How Much has the Federal Deficit Really Deflated?
During the past six years of economic recovery, 12-month federal tax collections have increased more than a trillion dollars from $2.18 to $3.21 trillion, up +47%, mainly as a result of the economic rebound, as slow as it has been.
Federal spending, on the other hand?
- Spending relative to GDP has dropped to 20.3% from 24.4%.
- Revenue growth relative to GDP has risen to 18.1% from 14.2%.
Let’s all cheer for a gridlocked Congress.

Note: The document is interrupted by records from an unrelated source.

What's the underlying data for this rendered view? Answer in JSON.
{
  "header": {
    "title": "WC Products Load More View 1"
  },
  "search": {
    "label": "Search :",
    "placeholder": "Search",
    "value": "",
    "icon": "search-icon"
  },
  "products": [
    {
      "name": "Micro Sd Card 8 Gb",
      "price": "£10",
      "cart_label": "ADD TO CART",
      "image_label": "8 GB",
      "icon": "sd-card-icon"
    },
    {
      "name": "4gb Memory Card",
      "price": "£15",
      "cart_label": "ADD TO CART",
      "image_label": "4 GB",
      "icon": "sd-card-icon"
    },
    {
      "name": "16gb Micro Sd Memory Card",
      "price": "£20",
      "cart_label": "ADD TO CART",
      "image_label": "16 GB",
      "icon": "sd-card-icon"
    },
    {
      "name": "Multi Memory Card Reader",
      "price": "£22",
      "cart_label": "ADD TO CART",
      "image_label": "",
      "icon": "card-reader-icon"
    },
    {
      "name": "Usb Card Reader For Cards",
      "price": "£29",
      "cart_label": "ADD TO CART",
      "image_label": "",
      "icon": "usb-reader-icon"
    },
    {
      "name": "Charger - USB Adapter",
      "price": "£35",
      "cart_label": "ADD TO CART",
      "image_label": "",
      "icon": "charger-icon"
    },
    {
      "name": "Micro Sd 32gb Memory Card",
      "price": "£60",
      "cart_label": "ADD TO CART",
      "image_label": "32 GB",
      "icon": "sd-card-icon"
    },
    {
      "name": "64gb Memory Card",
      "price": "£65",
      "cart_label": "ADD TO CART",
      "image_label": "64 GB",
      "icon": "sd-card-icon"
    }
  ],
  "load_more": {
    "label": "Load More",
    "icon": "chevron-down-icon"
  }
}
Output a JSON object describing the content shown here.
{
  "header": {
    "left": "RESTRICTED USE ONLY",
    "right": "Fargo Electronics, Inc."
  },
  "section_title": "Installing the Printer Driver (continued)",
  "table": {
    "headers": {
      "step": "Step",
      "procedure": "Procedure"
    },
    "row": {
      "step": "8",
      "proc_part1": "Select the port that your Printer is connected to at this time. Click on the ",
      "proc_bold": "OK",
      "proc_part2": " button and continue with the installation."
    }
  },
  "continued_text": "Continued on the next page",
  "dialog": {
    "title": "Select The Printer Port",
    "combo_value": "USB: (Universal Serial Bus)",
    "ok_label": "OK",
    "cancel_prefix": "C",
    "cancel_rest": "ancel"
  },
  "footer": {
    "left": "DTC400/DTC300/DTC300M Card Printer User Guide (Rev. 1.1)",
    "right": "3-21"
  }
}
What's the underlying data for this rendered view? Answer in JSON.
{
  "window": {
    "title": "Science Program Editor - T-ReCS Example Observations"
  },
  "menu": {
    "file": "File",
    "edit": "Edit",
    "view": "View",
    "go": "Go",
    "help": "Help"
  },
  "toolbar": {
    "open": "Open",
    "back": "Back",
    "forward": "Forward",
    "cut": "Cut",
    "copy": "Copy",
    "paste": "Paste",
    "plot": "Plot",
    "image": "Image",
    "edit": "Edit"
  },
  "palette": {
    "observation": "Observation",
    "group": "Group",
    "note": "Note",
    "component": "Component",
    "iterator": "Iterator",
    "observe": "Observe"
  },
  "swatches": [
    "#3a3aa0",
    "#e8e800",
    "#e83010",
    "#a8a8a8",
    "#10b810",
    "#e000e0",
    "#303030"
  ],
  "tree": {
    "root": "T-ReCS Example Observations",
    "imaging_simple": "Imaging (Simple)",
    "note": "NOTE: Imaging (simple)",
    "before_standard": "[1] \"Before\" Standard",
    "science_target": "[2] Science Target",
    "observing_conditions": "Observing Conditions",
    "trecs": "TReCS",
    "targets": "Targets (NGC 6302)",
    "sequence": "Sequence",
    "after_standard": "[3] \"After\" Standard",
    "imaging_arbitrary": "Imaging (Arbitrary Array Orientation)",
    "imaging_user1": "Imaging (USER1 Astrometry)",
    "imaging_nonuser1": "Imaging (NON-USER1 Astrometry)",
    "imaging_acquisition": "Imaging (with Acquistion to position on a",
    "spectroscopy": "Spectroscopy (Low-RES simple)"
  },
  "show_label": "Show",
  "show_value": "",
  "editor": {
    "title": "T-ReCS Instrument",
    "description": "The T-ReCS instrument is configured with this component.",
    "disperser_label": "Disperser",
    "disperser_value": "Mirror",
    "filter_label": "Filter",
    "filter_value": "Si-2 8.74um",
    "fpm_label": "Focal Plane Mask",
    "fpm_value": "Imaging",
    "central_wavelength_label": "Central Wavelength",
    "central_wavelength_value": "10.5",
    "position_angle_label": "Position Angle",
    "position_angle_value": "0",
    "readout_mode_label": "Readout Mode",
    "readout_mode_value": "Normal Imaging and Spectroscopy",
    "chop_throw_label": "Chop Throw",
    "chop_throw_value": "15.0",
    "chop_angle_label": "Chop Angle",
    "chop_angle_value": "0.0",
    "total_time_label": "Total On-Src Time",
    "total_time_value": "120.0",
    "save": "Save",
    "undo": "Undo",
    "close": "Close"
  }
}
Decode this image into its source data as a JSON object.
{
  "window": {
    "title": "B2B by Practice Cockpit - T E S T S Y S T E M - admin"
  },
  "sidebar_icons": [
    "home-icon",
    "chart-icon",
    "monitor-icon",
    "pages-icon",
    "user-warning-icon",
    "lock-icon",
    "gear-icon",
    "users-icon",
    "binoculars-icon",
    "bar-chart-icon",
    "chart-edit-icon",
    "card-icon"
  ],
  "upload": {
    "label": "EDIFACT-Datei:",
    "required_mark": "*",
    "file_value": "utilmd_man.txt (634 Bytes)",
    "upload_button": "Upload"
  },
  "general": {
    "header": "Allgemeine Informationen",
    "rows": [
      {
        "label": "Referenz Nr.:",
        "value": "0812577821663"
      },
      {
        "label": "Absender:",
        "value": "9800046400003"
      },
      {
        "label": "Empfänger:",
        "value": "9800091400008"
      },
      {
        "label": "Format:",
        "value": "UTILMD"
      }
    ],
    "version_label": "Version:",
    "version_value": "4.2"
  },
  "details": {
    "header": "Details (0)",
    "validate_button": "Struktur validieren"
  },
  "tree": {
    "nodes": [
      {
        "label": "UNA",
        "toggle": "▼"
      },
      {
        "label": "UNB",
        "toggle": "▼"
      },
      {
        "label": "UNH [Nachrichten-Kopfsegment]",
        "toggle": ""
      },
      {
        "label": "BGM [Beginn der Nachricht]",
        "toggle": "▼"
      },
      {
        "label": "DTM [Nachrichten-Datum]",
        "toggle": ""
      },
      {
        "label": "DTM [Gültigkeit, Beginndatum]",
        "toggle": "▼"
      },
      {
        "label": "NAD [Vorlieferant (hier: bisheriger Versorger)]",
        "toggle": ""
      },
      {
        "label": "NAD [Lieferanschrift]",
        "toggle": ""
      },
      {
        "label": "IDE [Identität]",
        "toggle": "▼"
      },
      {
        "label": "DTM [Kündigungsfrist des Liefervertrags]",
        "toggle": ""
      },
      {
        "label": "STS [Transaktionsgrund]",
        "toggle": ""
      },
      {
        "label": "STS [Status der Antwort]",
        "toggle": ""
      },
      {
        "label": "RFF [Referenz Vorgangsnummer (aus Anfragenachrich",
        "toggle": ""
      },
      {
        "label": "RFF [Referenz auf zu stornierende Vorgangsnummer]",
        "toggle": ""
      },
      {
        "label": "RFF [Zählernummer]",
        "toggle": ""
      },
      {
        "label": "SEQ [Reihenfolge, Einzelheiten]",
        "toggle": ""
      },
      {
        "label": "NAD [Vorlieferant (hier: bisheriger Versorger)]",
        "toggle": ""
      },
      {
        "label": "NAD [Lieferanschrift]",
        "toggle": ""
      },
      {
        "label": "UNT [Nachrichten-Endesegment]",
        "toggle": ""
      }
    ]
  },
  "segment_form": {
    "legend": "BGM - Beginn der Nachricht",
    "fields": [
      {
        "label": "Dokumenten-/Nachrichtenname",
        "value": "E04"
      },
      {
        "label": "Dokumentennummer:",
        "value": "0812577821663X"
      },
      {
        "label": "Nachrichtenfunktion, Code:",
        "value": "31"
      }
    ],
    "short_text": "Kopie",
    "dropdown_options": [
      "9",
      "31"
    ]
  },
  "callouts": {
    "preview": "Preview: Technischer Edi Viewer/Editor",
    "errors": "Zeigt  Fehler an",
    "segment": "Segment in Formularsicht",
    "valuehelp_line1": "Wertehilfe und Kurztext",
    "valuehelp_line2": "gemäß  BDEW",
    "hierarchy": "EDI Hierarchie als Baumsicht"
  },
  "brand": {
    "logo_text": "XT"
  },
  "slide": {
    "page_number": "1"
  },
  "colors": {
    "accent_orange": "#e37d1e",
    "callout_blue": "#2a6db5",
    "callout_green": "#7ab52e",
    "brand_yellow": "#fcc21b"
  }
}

As Mark Twain said, “No man’s life, liberty, or property is safe while the legislature is in session.”
During the past year, the federal deficit shrank at an unprecedented rate in the post-world war era: it went from 10.2% in 2009 to only 2.2% of GDP today.
(Above statistics courtesy of Calafia Beach Pundit.)
The Best News We’ve Heard in a While
Now that the government is spending less, the expected burden of taxation will continue to be lower.
The economy has proven that it can stand on its own two feet and that private spending is far more effective than any government stimulus program.
With these statistics, gathered during a time when most adherents of Keynesian economics would probably have predicted another severe recession, we finally have the impressive facts to prove just how bad excessive government spending is for the economy!
What Does All this Mean for You?
So the economy is capable of recovering without help from the government. What does that mean for you besides less pressure to increase your taxes?
It means that you can feel more confident, which is the first step to achieving peace of mind about the financial life you’ll get to enjoy and the financial legacy you’ll get to leave behind.